Viviana Gradinaru, Caltech With the advent of technologies such as CRISPR/Cas9, genome engineering for both basic research and therapeutic applications is becoming reality. An outstanding challenge is the mean to safely and efficiently transfer large genomes to desired cells across life span. We have developed an in vivo Cre-based selection platform (CREATE) for identifying adeno-associated viruses (AAVs) that efficiently transduce genetically defined populations. We used CREATE to select for viruses that transduce the brain after intravascular delivery and found a vector that nonspecifically transduces most cells across the adult brain. Since the restrictive nature of the blood brain barrier presents a major impediment toward treating CNS disorders our discovery has the potential to enable exciting advances in gene editing/replacement via CRISPR-Cas or RNA interference to restore diseased CNS circuits if the needed level of efficiency and specificity can be engineered for diseased targets. We plan to enable such efforts by creating viral-based solutions to non-invasive whole- brain large cargo delivery across the blood-brain barrier from embryo to adult by: 1. Generating AAVs for cell-type and region specific gene delivery across the blood-brain- barrier, noninvasively via the bloodstream in the adult rodent for neurodegeneration applications. 2. Generate AAVs capable of transducing the developing brain in utero with a simple systemic injection to the pregnant dam for neurodevelopment research and therapy. 3. Increase the packaging capability of AAVs by about 2-fold to enable delivery of large genomes for gene therapy and research. 4. Enable non-invasive circuit specific deep brain modulation by the use of systemic vectors and genetically encoded activity modulators (e.g. by chemogenetics or others in development now). Longer term we plan, in our laboratory and also with collaborators, to contribute our neurotechnologies (including, in addition to viral vectors, tissue clearing and optogenetic control and imaging) towards elucidating maladaptive neural circuits that contribute to brain pathology in neurodegeneration and neurodevelopment.

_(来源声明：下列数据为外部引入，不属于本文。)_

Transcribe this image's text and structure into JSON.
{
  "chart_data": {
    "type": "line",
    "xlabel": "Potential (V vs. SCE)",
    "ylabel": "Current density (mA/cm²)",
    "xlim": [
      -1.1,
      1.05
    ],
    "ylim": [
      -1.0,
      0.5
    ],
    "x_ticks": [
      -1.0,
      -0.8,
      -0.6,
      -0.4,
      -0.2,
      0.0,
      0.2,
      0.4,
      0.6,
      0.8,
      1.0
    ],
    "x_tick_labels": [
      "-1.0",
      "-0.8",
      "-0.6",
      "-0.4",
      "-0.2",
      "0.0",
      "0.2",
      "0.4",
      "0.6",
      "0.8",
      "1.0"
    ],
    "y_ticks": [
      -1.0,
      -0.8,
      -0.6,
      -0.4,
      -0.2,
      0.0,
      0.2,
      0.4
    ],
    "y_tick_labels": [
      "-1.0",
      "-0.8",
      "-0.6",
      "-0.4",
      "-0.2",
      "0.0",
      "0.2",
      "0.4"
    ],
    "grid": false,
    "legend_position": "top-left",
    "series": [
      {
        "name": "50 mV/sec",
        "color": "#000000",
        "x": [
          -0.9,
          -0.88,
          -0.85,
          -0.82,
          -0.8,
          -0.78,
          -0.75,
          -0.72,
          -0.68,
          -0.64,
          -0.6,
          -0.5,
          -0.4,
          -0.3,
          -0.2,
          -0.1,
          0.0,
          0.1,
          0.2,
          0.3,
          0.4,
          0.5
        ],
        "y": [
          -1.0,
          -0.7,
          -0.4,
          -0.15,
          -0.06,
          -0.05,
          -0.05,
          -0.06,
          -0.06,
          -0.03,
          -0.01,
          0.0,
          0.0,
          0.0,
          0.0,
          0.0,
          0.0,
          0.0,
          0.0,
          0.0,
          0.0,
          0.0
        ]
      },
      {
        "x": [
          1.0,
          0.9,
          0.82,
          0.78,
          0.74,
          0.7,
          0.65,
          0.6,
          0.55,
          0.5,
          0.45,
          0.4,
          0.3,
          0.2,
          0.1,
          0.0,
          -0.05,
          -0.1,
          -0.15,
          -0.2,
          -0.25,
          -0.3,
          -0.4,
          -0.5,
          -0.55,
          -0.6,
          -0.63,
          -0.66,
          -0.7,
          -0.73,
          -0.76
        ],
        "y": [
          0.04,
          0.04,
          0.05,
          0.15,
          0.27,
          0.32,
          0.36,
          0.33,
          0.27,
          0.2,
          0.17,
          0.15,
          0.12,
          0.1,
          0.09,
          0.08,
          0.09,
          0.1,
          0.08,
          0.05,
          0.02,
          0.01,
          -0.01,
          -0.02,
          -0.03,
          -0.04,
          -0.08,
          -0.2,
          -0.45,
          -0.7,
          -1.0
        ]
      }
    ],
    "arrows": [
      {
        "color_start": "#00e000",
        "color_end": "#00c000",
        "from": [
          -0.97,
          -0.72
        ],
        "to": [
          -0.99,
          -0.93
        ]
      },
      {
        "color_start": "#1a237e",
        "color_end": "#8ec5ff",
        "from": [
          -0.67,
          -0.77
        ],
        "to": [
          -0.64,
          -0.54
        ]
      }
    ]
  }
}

Viviana Gradinaru，加州理工学院 随着CRISPR/CAS9等技术的出现，两者的基因组工程 基础研究和治疗应用已成为现实。一个出色的挑战 是均值安全有效地将大基因组传递到所需细胞的均值 跨度。我们已经开发了一个基于体内CRE的选择平台（创建） 鉴定有效转导遗传定义的腺相关病毒（AAVS） 人群。我们使用创建来选择在转导大脑的病毒 血管内递送，发现一个载体，该载体非特异性地将大多数细胞跨越 成人大脑。由于血脑屏障的限制性是主要的 障碍治疗中枢神经系统疾病我们的发现有可能实现 通过CRISPR-CAS或RNA干扰对基因编辑/替换的令人兴奋的进步 恢复患病的CNS电路，如果需要的效率和特异性水平是 为患病靶标而设计。 我们计划通过创建基于病毒的解决方案来实现此类努力 大脑在从胚胎到成人的血脑屏障上的大型货物传递： 1。生成用于细胞类型和区域特异性基因递送的AAV 屏障，通过成年啮齿动物的血液无创的神经变性 申请。 2。生成能够用简单的 全身注射对神经发育研究和治疗的怀孕大坝。 3。将AAV的包装能力提高约2倍以实现大型 基因治疗和研究的基因组。 4。通过使用全身性启用非侵入电路特定的深脑调制 向量和遗传编码的活性调节剂（例如，通过化学遗传学或其他 现在开发）。 长期我们在实验室和合作者中计划，以贡献我们的 神经技术（包括病毒载体，组织清除和光遗传学 控制和成像）朝着阐明不良适应性神经回路有助于 神经退行性和神经发育中的脑病理学。